The Order states that more than 83% of the roughly 18 million Americans who lack access to fixed broadband live in regions served by price cap ILECs. The FCC is dedicating $1.8 billion over five years to these regions, plus a one-time injection of $300 million, in exchange for commitments to deploy broadband services in unserved census blocks in a given state. This would be an overall increase in funding for price-cap regions, which received $1.076 billion in 2010.
Broadband deployment will phase in over five years, with certain milestones. This period is CAF “Phase 1” for price cap areas. By the end of the third year, the price-cap ILEC must offer broadband speed of at least 4 Mbps downstream / 1 Mbps upstream, with latency suitable for services such as VoIP, to 85% of the areas for which the ILEC now receives high-cost funding. By the end of the fifth year, the price-cap ILEC must offer 4 Mbps / 1 Mbps broadband service to all supported locations, with higher speeds to certain selected locations. For purposes of Phase I funding, an unserved area is an area lacking broadband with speeds of at least 768 kbps, determined with reference to the National Broadband Map and the carrier’s “best knowledge.” Areas for which the ILEC had received funding under the Recovery Act, or which had already been included in the ILEC’s capital improvement plans, are not unserved areas.
Phase II of the CAF begins at the beginning of the sixth year. In Phase II, the ILEC will have an effective right-of-first refusal to receive subsidies to provide broadband (at the required speeds and other specifications) in all census blocks in the state where no unsubsidized competitor provides broadband of at least 4 Mbps downstream / 1 Mbps, with latency low enough to support VoIP service. If the ILEC does not accept the deployment obligations for these areas, those census blocks will be subject to a competitive bidding mechanism, and the support available for them will be calculated using a forward-looking cost model.
The FCC defended providing price cap ILECs with funding for five years, and then a right-of-first refusal, as follows: (1) ILECs have a long history of serving those areas; (2) ILECs already have the required regulatory approvals (i.e., eligible telecommunications carrier (ETC) designation), which not all competitive providers have; (3) this is a “one-time opportunity” for ILECs; and (4) a perceived absence in the record of “a more competitively neutral way of achieving . . . [the objective of deploying broadband networks] quickly, without abandoning altogether the goal of obtaining large-area build-out commitments or substantially ballooning the cost of the program.”
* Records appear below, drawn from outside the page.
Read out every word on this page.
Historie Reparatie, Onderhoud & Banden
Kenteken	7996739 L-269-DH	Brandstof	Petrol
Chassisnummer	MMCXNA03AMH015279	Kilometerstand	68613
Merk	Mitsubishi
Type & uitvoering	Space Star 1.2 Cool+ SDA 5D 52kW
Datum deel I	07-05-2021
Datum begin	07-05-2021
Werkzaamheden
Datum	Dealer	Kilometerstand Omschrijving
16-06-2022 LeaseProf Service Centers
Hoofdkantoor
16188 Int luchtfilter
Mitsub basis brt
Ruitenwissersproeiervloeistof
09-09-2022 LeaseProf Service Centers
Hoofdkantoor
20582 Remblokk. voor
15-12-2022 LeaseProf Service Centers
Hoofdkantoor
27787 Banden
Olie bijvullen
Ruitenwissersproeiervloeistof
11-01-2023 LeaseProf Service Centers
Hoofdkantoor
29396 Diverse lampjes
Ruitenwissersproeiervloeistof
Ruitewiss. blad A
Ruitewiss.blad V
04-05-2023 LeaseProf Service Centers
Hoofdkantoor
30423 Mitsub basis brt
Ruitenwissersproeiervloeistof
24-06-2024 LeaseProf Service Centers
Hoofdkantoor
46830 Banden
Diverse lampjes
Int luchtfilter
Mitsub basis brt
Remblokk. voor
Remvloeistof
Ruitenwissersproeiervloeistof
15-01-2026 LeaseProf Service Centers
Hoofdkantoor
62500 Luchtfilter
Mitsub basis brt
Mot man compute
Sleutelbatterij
The FCC treats rate-of-return ILECs separately. Rate-of-return ILECs tend to be smaller than price cap ILECs, and serve some of the areas that are the most expensive to serve. The FCC did not adopt definite build-out benchmarks or speed requirements for these ILECs. Instead, the FCC expects these carriers to use CAF funding to provide customers with broadband service of 4 Mbps / 1 Mbps with latency suitable for services such as VoIP. The FCC will monitor their progress. CAF funding for rate-of-return ILECs is capped at $2 billion annually, which is approximately what they currently receive under the High Cost program. The Order states that the FCC will phase out existing high cost funding for rate of return ILECs for study areas where an unsubsidized competitor provides broadband of at least 4 Mbps downstream / 1 Mbps upstream, with latency suitable for services such as VoIP, to 100% of the residential and business locations. The Further Notice seeks comment on how to determine whether there is any such overlap with unsubsidized competitors.
The FCC also changes some of the current rules to reduce or restrict the specific ways in which rate-of-return ILECs qualify for funding for specific supported costs. Overall, the FCC has taken a very incremental approach to restructuring support provided to rate-of-return carriers.